Comment, après tant de siècles d’Eglise, dans des pays habitués au christianisme, faire retentir l’Evangile comme une « Nouvelle » inouïe, jamais entendue ?…
Raphaël D. dominicain
Quatrième dimanche dans l’année B
Marc nous raconte que, dès le sabbat arrivé, Jésus se rend à la synagogue. Il y prend la parole, ce qui est habituel pour tout homme adulte sachant lire distinctement l’hébreu. Mais là où il impressionne son auditoire, c’est par l’ « autorité » de ses paroles. Il fait autorité d’une autorité qui libère et fait grandir. On rencontre parfois de ces personnes qui nous laissent bouche bée, non tant par leurs paroles que par la manière dont elles les habitent. Il n’y pas chez elles d’hiatus entre leurs mots et leur vie profonde Jésus est de cette trempe. Quand il parle, on ne peut qu’être touché. Jésus est ce prophète semblable à Moïse dont parlait le première lecture, dans la bouche duquel Dieu a mis ses paroles..Plus encore : il ne dit pas la parole de Dieu. Il est la Parole de Dieu faite chair. Il ne se contente pas de la commenter, il la manifeste par sa seule personne. Il ne dit pas seulement la Bonne Nouvelle de Dieu : Il est cette Bonne Nouvelle.

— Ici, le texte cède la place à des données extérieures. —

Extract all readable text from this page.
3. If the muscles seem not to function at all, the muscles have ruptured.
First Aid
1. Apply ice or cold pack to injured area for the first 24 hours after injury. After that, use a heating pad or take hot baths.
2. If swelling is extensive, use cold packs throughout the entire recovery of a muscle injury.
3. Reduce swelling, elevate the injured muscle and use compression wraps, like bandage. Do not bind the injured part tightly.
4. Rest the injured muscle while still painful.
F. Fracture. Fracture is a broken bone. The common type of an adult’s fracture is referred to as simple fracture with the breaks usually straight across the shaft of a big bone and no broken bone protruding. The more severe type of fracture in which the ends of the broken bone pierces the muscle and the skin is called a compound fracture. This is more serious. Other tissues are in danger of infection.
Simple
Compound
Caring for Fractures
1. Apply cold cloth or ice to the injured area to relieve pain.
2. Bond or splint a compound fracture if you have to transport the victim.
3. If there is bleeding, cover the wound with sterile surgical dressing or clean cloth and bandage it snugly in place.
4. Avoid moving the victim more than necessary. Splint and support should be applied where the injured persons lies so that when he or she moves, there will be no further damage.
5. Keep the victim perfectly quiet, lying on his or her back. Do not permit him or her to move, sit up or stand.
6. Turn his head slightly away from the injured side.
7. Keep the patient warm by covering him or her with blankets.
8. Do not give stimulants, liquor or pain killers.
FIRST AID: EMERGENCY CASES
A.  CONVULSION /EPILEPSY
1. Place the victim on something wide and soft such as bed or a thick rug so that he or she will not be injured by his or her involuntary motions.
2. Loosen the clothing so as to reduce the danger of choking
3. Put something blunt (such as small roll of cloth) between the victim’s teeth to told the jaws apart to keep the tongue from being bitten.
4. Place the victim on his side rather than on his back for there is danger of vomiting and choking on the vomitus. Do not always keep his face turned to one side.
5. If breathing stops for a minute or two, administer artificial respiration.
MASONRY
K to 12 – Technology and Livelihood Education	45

Peut-être pourrions-nous regretter de n’avoir pas été ce jour là dans la synagogue de Capharnaüm pour l’entendre. Mais Jésus est toujours là. Il prononce encore les mêmes paroles, aussi fortes et aussi libres.. Il le fait par le livre de la Parole, par toute la Bible, Ancien et Nouveau Testament. Il nous révèle la miséricorde du Père. En certaines circonstances, les paroles de l’Esprit nous sont données du fond du cœur. « Ce que vous aurez à dire vous sera donné à cette heure-là. Car ce n’est pas vous qui parlerez, c’est l’Esprit de votre Père qui parlera en vous » (Matthieu 10, 19-20). Chaque fois que nous lisons avec foi ainsi ces paroles, chaque fois que nous rejoignons notre cœur profond, nous permettons au Christ de parler aujourd’hui avec des mots d’aujourd’hui.

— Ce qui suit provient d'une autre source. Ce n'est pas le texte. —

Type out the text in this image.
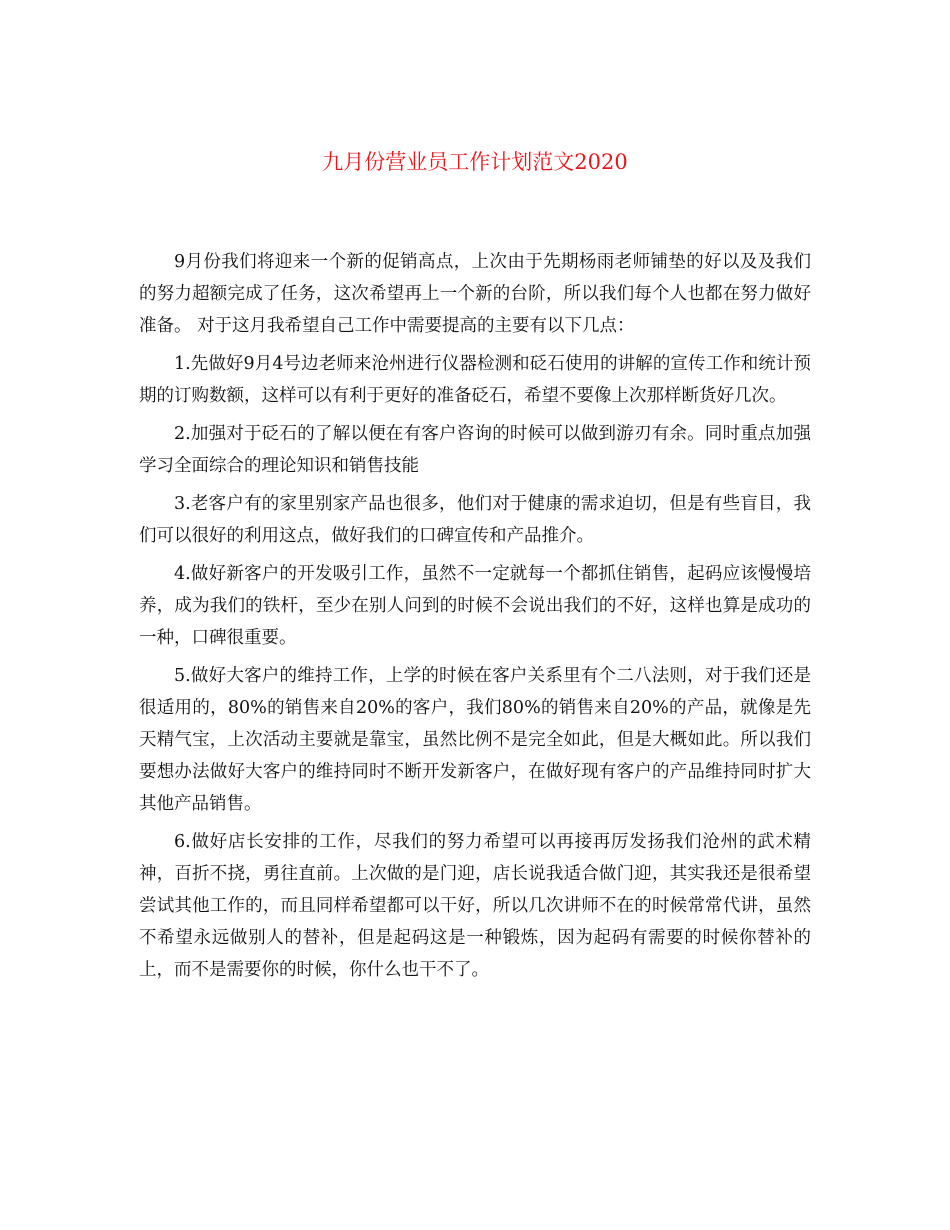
九月份营业员工作计划范文2020

9月份我们将迎来一个新的促销高点，上次由于先期杨雨老师铺垫的好以及及我们的努力超额完成了任务，这次希望再上一个新的台阶，所以我们每个人也都在努力做好准备。 对于这月我希望自己工作中需要提高的主要有以下几点：

1.先做好9月4号边老师来沧州进行仪器检测和砭石使用的讲解的宣传工作和统计预期的订购数额，这样可以有利于更好的准备砭石，希望不要像上次那样断货好几次。

2.加强对于砭石的了解以便在有客户咨询的时候可以做到游刃有余。同时重点加强学习全面综合的理论知识和销售技能

3.老客户有的家里别家产品也很多，他们对于健康的需求迫切，但是有些盲目，我们可以很好的利用这点，做好我们的口碑宣传和产品推介。

4.做好新客户的开发吸引工作，虽然不一定就每一个都抓住销售，起码应该慢慢培养，成为我们的铁杆，至少在别人问到的时候不会说出我们的不好，这样也算是成功的一种，口碑很重要。

5.做好大客户的维持工作，上学的时候在客户关系里有个二八法则，对于我们还是很适用的，80%的销售来自20%的客户，我们80%的销售来自20%的产品，就像是先天精气宝，上次活动主要就是靠宝，虽然比例不是完全如此，但是大概如此。所以我们要想办法做好大客户的维持同时不断开发新客户，在做好现有客户的产品维持同时扩大其他产品销售。

6.做好店长安排的工作，尽我们的努力希望可以再接再厉发扬我们沧州的武术精神，百折不挠，勇往直前。上次做的是门迎，店长说我适合做门迎，其实我还是很希望尝试其他工作的，而且同样希望都可以干好，所以几次讲师不在的时候常常代讲，虽然不希望永远做别人的替补，但是起码这是一种锻炼，因为起码有需要的时候你替补的上，而不是需要你的时候，你什么也干不了。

« Il y avait dans leur synagogue un homme possédé par un esprit mauvais ». L’esprit impur n’’a pas empêché d’aller à la synagogue le sabbat. Le fond de son cœur reste ouvert à Dieu. Mais il est habité par un esprit impur, c’est-à-dire par un esprit qui l’empêche d’être complètement lui-même. Nous sommes un mélange de bon et de mauvais qui ne nous permet pas d’être complètement donnés à Dieu, d’être « attachés au Seigneur sans partage », comme le disait Paul dans le 2e lecture. Dès que cet homme voit Jésus, il se met à crier. L’esprit impur a reconnu l’ennemi qui va le terrasser. Le démon a senti la présence de la sainteté divine. Il tremble devant Celui qui va l’expulser. « Tu crois qu’il y a un seul Dieu ? », nous dit saint Jacques. « Tu as raison. Les démons, eux aussi, le croient, mais ils tremblent de peur » (Jacques 2, 19).

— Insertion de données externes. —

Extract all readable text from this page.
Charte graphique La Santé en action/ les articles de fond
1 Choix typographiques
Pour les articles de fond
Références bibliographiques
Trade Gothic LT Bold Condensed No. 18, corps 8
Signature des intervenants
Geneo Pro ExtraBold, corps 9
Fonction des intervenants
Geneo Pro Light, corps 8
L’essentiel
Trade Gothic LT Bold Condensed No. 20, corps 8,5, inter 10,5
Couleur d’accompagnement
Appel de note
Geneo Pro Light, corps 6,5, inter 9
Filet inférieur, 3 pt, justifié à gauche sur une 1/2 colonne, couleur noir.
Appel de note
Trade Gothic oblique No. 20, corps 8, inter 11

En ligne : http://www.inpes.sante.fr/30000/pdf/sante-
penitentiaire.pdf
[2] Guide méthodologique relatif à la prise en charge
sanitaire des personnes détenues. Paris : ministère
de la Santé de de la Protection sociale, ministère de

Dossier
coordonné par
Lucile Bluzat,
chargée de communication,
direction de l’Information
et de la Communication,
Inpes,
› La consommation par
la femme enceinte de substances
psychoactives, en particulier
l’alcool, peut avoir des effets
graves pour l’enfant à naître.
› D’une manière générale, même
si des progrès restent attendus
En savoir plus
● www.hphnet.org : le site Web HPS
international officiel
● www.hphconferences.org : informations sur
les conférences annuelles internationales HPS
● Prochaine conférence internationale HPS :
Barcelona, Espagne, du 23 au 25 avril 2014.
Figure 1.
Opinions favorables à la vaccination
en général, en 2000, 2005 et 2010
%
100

Jésus, derrière ces vociférations, a entendu la souffrance du pauvre, du frère, du bien-aimé de Dieu : « Silence, sors de cet homme ! »Il vient nous débusquer dans nos complicités secrètes avec les ténèbres. Il vient nous délier de tout ce qui nous empêche d’être nous-mêmes. Il vient nous restaurer dans notre liberté filiale. Contemplons en son visage l’image de l’infinie miséricorde du Père. Sa seule puissance, c’est celle de l’amour. L’amour et la bienveillance désarment le mal. ” Silence ! “ dit-il… Dans ce silence cet homme jadis tourmenté va renaître à la paix intérieure. Avec les témoins stupéfaits de cette humble et douce autorité victorieuse de toute mort, étonnons-nous au seuil du mystère: « Qu’est-ce que cela veut dire ? »
Entrons dans le silence pour nous laisser délivrer par Le Seigneur et recevoir par Lui « les dons les meilleurs, les présents merveilleux, qui viennent d’en haut et descendent tous d’auprès du Père de toutes les lumières » (Jacques 1, 17).